简体   繁体   English

此GetHashCode方法中的移位值如何改善哈希?

[英]How does bit shifting values in this GetHashCode method improve hashing?

I found two data types with hash code methods in a code base I'm working on, which I don't fully understand why they were chosen: 我在正在使用的代码库中找到了两种带有哈希码方法的数据类型,但我不完全理解为什么选择它们:

public override int GetHashCode()
{
    return x.GetHashCode() ^ y.GetHashCode() << 2;
}

public override int GetHashCode()
{
    return x.GetHashCode() ^ y.GetHashCode() << 2 ^ z.GetHashCode() >> 2;
}

How does the bit shifting operation make these hash values any better? 移位操作如何使这些哈希值更好?

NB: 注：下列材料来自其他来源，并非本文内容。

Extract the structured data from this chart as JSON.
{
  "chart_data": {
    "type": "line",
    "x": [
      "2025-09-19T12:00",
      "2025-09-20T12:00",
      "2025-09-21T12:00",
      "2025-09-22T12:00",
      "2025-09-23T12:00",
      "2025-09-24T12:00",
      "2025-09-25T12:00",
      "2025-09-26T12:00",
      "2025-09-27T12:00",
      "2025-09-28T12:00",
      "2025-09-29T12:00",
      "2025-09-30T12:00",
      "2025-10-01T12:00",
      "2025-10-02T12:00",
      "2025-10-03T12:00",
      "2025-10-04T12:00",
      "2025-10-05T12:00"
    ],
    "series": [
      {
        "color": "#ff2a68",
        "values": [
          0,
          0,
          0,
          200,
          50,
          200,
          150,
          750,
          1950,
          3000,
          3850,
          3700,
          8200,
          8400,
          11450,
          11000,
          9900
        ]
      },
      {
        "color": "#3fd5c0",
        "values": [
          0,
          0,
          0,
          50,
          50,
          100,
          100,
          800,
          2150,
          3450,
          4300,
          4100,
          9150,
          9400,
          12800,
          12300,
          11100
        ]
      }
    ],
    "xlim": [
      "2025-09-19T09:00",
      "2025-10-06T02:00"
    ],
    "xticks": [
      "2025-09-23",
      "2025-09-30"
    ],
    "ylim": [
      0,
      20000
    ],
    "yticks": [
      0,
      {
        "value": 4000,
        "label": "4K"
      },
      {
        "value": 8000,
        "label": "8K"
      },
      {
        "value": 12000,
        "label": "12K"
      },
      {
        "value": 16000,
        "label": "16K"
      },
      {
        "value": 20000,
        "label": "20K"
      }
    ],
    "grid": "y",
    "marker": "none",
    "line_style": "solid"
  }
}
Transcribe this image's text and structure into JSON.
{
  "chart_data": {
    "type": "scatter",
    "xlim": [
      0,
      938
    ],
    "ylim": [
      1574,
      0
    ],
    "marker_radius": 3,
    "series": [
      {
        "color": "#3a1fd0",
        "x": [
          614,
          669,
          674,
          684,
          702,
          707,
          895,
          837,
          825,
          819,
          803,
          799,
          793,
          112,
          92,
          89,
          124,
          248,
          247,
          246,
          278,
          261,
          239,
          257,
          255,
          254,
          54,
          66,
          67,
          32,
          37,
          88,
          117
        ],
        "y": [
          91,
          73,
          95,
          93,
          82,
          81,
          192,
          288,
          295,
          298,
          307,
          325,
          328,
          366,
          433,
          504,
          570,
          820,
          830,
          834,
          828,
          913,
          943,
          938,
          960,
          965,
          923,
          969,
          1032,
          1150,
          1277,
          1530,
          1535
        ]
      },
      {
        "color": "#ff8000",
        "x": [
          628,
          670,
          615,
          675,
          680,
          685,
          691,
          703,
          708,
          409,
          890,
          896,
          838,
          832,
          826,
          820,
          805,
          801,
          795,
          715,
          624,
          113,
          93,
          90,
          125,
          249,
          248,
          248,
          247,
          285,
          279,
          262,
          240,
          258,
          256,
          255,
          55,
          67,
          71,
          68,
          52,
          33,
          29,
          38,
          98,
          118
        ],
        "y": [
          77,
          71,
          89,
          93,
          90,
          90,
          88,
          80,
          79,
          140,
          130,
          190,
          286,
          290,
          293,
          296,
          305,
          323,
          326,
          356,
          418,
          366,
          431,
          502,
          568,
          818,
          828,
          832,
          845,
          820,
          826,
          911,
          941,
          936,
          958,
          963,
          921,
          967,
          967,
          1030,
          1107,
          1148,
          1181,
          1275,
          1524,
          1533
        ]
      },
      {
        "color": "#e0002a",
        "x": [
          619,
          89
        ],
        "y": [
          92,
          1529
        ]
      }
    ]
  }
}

Let's say you have a Point data structure represented by a x and y variable. 假设您有一个由xy变量表示的Point数据结构。 Without the bit shifting the value of hash code for (1,0) would be 1 , and the hash code for (0,1) would also be 1 . 如果不进行位移,则(1,0)的哈希码的值为1 ,而(0,1)的哈希码的1 Now do the same thing with the bit shifting, for (1,0) we get a hash code of 1 , but for (0,1) we now get a hash code of 4 现在做同样的事情与比特移位,为(1,0)我们得到的哈希码1 ,但对(0,1)我们现在得到的哈希码4

What the bit shifting provides is if you have the same inputs but in a different order you want to get different hash codes, that way (1,0) and (0,1) don't end up falling in to the same hash bucket and degrading your hashset/dictionary performance. 移位提供的是,如果您具有相同的输入,但您想以不同的顺序获得不同的哈希码,则(1,0)(0,1)不会最终落入同一哈希桶中并降低您的哈希集/字典性能。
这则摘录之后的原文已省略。